A lender or a bank will check your credit score if you qualify for the application that you are requesting. Here are some of the credit score ranges that you should know.
Bad credit score
People with a credit score below 579 is known as high risks. Foreclosures, poor payment history, and bankruptcies are the reasons why people fall into this category.
Good credit score
A good credit score ranges from 680 to 719. People with this credit score can expect approvals and interest rates that are better.
A very good credit score ranges from 720 to 799. People with this credit score is known to be small risks, and they often get loan amounts that are higher than usual.
An excellent score ranges from 800 and above. Financial freedom is expected to people with this score.
Things you can do to improve your credit score
Having a bad credit score is similar to having poor health. Therefore, you need to take measures that ensure you are continually improving on it. The most efficient way of repairing bad credit is good management over time. Improving your credit score is necessary for you to be eligible for better terms and rates for loans in the future.

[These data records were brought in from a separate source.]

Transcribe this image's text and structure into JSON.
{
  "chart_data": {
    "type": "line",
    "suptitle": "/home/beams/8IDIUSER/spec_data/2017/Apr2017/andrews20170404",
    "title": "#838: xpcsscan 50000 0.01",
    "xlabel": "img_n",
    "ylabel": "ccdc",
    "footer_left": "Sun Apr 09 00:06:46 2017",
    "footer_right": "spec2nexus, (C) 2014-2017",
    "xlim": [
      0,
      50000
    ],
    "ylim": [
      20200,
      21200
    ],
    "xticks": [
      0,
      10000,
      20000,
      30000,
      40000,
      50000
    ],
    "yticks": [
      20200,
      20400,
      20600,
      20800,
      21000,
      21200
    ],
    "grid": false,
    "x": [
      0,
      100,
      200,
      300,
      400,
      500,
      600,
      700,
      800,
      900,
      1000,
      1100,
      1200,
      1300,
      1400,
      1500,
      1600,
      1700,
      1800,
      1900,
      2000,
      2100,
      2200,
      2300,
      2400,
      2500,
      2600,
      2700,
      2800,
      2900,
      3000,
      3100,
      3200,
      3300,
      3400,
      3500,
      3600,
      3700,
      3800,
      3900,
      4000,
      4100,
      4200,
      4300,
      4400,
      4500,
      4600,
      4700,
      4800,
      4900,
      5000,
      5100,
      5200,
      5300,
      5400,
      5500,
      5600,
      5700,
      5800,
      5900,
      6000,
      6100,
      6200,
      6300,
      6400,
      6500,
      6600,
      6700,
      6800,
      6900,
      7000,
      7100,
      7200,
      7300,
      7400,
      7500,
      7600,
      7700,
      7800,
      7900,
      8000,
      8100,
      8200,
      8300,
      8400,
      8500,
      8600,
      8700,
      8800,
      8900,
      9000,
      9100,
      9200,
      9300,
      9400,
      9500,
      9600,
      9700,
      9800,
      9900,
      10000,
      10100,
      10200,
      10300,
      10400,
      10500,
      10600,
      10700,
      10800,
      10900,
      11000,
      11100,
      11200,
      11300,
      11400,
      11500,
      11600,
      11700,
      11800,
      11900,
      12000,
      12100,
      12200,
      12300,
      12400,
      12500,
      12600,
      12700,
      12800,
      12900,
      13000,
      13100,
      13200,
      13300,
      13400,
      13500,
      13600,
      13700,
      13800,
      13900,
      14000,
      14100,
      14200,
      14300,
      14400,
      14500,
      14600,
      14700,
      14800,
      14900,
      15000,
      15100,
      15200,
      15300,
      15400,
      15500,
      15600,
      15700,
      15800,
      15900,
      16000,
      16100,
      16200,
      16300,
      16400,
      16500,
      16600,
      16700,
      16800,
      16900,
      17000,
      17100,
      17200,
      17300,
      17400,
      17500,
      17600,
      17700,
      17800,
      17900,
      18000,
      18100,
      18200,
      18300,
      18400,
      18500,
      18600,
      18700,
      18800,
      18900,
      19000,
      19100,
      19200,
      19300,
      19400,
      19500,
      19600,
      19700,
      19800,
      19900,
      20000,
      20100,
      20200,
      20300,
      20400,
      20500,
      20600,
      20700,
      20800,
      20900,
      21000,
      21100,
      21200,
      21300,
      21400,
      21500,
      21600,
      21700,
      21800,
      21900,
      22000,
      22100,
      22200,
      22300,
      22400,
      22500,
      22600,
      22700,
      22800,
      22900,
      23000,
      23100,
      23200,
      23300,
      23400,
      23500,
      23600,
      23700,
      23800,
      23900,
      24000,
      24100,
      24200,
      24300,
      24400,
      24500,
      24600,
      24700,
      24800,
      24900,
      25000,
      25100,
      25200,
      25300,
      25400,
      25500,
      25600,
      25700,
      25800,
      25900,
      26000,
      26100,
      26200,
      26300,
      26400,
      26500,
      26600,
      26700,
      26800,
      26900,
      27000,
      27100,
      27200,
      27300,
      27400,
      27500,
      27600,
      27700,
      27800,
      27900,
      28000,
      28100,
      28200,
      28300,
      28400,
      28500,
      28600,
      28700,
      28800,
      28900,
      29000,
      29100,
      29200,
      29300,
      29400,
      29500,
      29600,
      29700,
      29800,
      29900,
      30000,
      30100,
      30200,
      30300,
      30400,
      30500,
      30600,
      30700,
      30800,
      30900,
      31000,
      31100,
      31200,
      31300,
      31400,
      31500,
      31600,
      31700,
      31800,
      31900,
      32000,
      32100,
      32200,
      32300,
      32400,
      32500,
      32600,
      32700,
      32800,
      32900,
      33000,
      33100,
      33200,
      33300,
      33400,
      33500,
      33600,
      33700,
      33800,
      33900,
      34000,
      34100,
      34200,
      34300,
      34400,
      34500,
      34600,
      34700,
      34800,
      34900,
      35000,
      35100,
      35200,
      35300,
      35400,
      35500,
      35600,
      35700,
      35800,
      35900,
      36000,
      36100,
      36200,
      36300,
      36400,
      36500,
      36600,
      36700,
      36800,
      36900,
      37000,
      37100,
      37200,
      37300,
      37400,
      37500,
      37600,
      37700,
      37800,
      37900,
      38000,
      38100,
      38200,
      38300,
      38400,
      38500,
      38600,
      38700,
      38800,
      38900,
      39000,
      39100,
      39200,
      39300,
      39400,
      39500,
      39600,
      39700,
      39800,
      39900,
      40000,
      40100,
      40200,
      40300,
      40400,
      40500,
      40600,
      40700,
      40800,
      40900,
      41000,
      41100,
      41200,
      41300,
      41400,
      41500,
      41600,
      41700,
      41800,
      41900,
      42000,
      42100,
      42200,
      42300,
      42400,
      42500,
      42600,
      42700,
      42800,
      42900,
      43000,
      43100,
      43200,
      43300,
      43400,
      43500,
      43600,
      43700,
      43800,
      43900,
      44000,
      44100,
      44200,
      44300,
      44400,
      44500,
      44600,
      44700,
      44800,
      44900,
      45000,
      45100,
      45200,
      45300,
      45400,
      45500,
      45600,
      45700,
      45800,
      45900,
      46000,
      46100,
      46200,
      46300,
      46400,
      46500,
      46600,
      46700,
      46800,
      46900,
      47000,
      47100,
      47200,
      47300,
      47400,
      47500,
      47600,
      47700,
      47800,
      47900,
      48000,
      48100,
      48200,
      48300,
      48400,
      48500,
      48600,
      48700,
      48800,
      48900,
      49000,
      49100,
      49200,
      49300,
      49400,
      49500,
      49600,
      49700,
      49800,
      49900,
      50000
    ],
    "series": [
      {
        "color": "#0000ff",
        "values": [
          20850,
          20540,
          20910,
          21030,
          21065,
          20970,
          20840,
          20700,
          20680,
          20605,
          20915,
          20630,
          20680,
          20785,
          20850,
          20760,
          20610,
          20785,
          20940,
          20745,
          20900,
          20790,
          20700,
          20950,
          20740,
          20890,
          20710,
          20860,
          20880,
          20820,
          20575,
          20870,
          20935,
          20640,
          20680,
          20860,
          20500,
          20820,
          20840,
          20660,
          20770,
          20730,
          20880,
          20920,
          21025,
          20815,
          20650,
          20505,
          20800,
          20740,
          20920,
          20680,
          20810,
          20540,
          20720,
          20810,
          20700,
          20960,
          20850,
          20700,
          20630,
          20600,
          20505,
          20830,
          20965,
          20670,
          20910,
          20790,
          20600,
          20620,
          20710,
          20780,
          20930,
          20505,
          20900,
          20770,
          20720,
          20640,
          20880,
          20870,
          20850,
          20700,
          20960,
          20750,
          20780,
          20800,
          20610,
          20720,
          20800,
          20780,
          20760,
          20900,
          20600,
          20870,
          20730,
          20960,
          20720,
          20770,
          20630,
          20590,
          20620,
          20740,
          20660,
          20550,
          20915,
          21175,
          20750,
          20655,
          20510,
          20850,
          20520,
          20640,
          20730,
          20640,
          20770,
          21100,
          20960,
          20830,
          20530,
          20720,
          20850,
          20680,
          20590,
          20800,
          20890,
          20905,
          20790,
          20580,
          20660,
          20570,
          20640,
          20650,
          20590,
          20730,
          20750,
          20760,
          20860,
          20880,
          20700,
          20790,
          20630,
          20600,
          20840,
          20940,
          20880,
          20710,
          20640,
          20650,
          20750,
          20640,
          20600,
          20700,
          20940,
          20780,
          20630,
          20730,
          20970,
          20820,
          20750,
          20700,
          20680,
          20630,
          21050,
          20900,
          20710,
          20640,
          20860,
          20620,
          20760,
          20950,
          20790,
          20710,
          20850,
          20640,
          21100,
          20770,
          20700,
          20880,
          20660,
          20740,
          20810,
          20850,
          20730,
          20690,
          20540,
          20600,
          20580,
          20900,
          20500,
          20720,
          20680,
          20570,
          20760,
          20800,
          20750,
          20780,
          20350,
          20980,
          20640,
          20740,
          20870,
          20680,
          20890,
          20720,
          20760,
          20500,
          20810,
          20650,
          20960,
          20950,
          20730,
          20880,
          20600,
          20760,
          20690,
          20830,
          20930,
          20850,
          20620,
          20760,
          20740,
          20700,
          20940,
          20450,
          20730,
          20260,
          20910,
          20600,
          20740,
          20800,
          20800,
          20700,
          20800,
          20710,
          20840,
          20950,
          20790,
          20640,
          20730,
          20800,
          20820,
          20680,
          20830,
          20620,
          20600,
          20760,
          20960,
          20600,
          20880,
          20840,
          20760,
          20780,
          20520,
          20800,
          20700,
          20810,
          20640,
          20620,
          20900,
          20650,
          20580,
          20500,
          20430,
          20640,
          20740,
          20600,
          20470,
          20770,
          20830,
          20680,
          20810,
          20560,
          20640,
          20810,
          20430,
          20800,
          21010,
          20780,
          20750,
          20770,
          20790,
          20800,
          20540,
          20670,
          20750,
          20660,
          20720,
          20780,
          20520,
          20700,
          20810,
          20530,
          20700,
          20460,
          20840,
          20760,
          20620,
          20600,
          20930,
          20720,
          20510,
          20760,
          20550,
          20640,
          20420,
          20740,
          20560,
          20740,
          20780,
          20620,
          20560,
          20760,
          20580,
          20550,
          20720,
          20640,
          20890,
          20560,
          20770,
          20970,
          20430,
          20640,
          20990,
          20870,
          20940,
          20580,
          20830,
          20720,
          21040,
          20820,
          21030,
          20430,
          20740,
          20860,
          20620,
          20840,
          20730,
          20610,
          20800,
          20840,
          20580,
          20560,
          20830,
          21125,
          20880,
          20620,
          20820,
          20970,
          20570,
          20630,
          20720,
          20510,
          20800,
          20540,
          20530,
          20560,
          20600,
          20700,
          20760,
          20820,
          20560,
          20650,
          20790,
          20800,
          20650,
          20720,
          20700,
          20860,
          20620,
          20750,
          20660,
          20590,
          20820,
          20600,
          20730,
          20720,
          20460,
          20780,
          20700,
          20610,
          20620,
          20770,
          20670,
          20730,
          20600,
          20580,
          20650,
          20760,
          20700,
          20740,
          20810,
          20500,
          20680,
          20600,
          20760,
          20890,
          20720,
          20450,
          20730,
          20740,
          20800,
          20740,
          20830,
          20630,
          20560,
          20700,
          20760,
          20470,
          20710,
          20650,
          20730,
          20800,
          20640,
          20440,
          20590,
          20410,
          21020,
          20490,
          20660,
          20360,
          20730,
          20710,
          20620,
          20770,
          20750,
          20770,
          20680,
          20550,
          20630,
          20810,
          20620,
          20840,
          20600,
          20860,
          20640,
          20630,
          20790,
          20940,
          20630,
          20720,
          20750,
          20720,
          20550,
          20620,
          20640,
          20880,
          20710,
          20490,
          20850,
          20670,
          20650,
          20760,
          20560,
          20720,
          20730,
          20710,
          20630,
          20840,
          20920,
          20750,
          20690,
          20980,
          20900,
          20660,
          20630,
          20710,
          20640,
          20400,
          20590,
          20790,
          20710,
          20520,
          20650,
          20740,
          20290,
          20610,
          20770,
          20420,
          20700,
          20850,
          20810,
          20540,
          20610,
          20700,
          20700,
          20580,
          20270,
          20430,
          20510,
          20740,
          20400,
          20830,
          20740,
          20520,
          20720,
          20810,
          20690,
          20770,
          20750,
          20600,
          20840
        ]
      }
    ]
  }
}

Regular credit report checks
You are advised to monitor your credit report regularly to see if it has any errors. A credit report brings you up to speed on your status as a debtor. Ensure that the payments are reported correctly and the amount owed to each creditor is correct. Errors must be disputed to your credit bureau promptly.
Reduce your debt
Most people usually take loans just because they are eligible for them without considering the potential damage to their credit score. For a start, you can reduce your reliance on credit cards. Design a plan that ensures you give priority to your debts that have the highest interest rates.
If your monthly premium is not automatically debited from your account, you need to set up a payment reminder. Timely credit repayment improves your credit score over time. Some financiers usually send emails or texts to their clients to make payments.